Онезорг помотал головой, вытер пот со лба.
— Извини. Я волнуюсь и не с того конца начал. Дело в том, что я решил все рассказать русским — про Шнайдера, про нашу работу… Вернее, почти решил. А теперь не знаю, как быть. Ведь если они хотят арестовать его, так значит, и меня могут? А, плевать! Все равно пойду. Меня это давно грызет, еще с того времени. А теперь просто спать не могу. Лежу и думаю, думаю… А если засну, мне снятся взрывы.
— Время бросать камни и время собирать камни, — пробормотал сидящий б кресле.
— Что?
— Нет, это я так… Руди, ты правильно решил. И ничего они тебе не сделают. Наоборот, спасибо должны сказать.
— Так давай пойдем вместе? — обрадовался Онезорг.
Молодой человек невесело улыбнулся:
— Я бы пошел, честное слово… Если бы мог ходить. Помнишь, в ту ночь, в подвале, солдат меня стукнул прикладом по спине?
— Нет, не помню.
— Стукнул.
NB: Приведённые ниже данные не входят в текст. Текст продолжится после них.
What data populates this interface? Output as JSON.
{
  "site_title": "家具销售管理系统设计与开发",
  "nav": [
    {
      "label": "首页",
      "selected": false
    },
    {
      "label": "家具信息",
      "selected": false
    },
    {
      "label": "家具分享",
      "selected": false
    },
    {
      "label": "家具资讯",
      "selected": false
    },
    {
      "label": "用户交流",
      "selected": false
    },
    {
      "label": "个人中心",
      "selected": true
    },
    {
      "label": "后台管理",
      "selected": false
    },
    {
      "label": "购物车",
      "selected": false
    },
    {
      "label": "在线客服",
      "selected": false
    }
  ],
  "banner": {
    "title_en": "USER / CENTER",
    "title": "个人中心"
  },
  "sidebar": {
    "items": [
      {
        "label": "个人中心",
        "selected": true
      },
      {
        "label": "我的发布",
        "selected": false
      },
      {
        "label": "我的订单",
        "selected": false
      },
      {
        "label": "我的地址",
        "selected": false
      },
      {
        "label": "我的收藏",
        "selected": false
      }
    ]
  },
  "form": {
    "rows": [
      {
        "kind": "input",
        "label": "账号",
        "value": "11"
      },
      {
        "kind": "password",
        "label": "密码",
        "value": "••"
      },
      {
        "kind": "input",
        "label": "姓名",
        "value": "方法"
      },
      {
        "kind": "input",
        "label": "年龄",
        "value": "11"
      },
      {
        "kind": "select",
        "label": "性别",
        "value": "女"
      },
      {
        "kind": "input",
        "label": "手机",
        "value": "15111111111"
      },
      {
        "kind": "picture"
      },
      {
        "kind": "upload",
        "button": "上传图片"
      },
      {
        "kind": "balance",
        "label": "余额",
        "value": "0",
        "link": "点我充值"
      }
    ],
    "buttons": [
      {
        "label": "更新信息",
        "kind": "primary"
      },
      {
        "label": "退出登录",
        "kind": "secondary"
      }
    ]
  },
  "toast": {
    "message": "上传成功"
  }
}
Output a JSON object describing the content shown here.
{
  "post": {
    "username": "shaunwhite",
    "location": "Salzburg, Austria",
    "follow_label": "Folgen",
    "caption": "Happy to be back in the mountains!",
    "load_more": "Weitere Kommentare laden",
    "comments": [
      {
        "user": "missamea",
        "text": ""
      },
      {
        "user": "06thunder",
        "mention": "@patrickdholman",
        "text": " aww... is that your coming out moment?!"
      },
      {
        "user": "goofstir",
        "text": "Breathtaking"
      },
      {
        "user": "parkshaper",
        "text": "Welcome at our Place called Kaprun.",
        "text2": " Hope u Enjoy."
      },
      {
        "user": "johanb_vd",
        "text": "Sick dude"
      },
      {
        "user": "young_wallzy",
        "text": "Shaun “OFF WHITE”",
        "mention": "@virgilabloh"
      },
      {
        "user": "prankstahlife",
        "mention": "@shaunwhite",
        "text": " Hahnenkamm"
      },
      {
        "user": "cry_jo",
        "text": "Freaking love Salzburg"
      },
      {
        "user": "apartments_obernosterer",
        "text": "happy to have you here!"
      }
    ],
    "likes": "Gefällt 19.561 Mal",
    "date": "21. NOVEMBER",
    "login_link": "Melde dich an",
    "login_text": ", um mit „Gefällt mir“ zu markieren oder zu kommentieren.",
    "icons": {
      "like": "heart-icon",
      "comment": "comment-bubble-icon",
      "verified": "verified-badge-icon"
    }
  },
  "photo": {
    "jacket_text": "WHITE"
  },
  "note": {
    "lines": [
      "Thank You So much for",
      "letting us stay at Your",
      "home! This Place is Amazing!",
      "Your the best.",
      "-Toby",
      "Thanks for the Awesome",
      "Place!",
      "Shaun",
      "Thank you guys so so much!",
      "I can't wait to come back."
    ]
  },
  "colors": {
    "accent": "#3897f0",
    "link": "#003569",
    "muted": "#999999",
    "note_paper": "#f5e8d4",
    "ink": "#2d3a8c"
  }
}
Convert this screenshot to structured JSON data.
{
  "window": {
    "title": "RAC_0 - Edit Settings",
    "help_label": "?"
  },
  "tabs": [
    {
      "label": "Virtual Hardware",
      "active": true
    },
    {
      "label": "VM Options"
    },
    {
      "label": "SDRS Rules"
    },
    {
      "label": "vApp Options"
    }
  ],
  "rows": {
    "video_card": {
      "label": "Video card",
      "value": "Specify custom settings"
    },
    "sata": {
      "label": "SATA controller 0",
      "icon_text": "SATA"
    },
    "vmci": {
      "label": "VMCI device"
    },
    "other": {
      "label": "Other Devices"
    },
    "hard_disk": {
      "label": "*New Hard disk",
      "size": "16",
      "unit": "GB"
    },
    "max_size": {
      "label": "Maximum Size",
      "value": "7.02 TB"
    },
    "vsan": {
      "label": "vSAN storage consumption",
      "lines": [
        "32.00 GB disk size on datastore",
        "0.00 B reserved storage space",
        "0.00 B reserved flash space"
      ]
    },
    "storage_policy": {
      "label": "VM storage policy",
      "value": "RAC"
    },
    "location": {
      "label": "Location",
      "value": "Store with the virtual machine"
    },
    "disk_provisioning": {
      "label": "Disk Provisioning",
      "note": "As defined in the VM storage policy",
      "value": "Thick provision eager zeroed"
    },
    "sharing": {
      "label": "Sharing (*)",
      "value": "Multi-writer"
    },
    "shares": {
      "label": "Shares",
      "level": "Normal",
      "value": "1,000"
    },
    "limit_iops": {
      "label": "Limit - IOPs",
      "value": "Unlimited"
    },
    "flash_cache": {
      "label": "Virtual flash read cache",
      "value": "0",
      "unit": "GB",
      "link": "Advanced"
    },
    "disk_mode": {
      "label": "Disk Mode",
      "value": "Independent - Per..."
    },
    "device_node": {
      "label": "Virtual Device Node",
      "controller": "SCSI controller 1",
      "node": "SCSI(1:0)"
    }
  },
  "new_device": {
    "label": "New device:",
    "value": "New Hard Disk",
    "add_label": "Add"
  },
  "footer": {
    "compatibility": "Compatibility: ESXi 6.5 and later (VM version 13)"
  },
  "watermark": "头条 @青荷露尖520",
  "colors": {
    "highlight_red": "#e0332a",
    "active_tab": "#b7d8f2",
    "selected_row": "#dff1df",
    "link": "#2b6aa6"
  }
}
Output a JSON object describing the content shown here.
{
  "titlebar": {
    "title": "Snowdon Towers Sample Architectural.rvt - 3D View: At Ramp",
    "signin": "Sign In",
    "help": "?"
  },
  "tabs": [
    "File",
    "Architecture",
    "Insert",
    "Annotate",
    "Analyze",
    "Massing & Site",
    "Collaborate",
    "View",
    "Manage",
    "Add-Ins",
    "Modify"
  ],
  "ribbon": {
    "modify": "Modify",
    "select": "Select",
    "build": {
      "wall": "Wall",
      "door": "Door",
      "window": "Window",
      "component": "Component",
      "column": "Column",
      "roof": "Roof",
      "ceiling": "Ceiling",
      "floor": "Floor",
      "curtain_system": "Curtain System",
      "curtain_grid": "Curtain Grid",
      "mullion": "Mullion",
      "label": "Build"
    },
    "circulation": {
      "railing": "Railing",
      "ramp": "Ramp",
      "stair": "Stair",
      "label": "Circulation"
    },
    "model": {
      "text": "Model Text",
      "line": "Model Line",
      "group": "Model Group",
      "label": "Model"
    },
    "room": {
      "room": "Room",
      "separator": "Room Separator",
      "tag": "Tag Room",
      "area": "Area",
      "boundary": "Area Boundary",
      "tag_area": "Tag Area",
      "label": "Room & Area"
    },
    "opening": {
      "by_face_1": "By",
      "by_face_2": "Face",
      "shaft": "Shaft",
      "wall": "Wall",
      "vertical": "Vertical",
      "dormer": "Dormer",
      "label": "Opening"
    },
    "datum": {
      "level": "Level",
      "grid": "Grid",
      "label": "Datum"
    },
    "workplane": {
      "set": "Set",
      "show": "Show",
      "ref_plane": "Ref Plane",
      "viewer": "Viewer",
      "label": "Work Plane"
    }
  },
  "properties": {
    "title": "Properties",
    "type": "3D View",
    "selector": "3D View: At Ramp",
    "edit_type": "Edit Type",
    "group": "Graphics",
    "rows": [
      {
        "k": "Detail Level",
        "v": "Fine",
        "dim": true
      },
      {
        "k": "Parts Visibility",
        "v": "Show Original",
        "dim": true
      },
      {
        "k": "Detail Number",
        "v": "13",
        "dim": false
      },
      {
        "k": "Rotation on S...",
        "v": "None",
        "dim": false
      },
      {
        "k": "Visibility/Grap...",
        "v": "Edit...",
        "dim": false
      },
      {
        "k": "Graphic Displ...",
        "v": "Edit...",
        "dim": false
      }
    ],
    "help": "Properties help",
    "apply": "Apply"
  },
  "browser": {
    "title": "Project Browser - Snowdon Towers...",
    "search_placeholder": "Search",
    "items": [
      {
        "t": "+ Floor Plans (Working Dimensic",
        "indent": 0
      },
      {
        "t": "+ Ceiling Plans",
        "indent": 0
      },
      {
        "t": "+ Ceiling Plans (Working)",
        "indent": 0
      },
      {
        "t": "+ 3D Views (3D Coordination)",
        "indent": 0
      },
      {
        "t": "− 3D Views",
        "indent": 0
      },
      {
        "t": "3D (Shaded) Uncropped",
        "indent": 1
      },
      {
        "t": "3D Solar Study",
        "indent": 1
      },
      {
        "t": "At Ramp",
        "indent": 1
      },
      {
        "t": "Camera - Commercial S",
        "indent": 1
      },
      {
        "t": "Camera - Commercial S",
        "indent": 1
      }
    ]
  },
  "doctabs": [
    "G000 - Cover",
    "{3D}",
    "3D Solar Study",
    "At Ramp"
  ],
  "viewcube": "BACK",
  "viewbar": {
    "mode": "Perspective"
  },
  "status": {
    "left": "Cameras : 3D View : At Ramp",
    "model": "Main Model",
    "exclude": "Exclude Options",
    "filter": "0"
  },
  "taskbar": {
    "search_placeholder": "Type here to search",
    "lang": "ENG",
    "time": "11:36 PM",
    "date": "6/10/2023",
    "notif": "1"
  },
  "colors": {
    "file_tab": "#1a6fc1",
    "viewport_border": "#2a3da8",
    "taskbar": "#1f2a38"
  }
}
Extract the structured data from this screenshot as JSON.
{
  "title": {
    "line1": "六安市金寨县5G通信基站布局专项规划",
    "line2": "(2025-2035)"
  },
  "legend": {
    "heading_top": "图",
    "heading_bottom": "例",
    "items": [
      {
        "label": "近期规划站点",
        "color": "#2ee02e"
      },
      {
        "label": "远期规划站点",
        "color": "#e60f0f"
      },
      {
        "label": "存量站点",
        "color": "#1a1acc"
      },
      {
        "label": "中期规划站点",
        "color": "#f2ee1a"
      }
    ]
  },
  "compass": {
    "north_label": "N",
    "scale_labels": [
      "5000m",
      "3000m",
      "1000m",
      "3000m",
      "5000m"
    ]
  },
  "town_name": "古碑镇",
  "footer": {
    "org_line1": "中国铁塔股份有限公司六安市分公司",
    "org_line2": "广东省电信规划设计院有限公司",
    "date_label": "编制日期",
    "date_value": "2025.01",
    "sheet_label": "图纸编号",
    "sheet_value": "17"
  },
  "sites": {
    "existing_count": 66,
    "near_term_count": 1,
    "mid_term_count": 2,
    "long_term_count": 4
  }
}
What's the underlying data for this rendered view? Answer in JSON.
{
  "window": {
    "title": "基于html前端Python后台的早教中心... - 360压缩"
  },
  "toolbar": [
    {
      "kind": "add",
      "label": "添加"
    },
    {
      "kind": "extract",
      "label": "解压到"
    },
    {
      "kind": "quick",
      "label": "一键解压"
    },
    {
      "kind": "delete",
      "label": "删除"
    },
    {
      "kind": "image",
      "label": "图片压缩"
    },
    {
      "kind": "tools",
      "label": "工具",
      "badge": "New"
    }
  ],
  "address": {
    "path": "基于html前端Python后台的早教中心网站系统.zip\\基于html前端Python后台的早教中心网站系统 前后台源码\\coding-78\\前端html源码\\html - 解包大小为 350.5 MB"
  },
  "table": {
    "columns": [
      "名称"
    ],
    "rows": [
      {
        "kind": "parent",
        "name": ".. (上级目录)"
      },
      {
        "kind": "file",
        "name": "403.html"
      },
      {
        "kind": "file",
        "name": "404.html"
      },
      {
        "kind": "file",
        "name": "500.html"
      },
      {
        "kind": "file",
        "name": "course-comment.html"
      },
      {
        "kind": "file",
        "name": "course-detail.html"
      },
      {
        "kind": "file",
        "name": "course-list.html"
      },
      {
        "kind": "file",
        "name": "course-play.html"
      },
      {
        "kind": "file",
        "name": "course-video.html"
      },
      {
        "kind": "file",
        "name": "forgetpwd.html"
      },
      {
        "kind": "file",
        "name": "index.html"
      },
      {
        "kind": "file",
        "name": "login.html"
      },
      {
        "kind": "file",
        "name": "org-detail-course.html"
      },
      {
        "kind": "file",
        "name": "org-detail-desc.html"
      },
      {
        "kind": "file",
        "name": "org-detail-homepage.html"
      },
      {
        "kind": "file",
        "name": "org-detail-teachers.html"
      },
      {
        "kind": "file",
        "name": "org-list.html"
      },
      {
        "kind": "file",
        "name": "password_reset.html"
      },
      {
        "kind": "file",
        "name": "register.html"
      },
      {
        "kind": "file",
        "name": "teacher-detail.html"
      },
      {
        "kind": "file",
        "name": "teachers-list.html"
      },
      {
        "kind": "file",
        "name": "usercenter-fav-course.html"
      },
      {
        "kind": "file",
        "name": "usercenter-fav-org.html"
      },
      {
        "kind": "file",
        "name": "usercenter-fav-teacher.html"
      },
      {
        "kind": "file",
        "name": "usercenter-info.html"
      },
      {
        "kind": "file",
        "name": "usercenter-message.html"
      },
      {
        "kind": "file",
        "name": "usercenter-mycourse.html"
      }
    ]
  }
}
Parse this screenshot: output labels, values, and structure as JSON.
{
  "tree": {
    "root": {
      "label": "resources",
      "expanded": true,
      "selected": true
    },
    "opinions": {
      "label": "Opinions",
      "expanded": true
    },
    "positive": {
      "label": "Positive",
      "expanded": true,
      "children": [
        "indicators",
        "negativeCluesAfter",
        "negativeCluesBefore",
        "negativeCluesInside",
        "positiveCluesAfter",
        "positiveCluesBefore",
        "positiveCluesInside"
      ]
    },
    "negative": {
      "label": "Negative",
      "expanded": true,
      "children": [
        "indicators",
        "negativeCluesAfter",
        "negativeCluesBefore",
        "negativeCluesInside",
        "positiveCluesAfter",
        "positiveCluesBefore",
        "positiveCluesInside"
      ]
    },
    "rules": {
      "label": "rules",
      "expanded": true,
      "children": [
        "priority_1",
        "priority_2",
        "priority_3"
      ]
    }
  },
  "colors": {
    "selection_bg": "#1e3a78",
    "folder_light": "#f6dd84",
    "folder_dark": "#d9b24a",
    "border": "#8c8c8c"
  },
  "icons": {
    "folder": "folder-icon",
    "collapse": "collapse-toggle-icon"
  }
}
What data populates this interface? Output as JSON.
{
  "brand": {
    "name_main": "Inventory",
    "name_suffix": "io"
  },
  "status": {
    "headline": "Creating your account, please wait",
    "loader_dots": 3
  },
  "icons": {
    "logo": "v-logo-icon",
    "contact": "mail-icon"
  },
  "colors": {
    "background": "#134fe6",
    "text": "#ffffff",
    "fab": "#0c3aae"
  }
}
Тогда я и внимания не обратил, а теперь отказали ноги. Никуда не гожусь, даже встать не могу.
— А я и не знал, — огорчился Онезорг. — Слушай, Вилли, а кто за тобой ухаживает?
— Хозяйка. Хорошая старуха.
— Ужасно, ужасно, — пробормотал гость. — Но может, еще пройдет?
— Может, пройдет, — не стал спорить хозяин. — Руди, у тебя нет чего-нибудь поесть? Хлеба?
— Ничего нету… Хочешь, я тебе денег дам?
— Деньги у меня у самого есть.
Когда за Онезоргом закрылась дверь, Вилли вздохнул и раскрыл лежавшую у него на коленях книгу — толстую, в кожаном переплете и с медными уголками. Полистав страницы, он начал читать вполголоса:
— Всему свое время и время всякой вещи под небом. Время разрушать и время строить. Время разбрасывать камни и время собирать камни. Время войне и время миру…
Возле лютеранской кирхи — бездействующей, потому что в нее угодила авиабомба, — функционировала маленькая толкучка. Спекулянты, в основном подростки, предлагали прохожим сигареты, кусочки сахара, чашечки эрзац-кофе. Сюда пришел и Рудольф Онезорг. Но его не интересовали ни торговцы, ни их соблазнительный товар. Ни на кого не глядя, он прошел в церковь.
К его неудовольствию там не было пусто: мальчишки-спекулянты устроили себе в кирхе что-то вроде штаб-квартиры. Расположившись кто на полу, кто на скамьях, малолетние деятели черного рынка делили выручку, готовили к продаже очередные партии товара, пищали, ссорились, ругались, не обращая никакого внимания па вошедшего. Они были похожи на осмелевших от голода крыс, которых не пугает даже появление человека.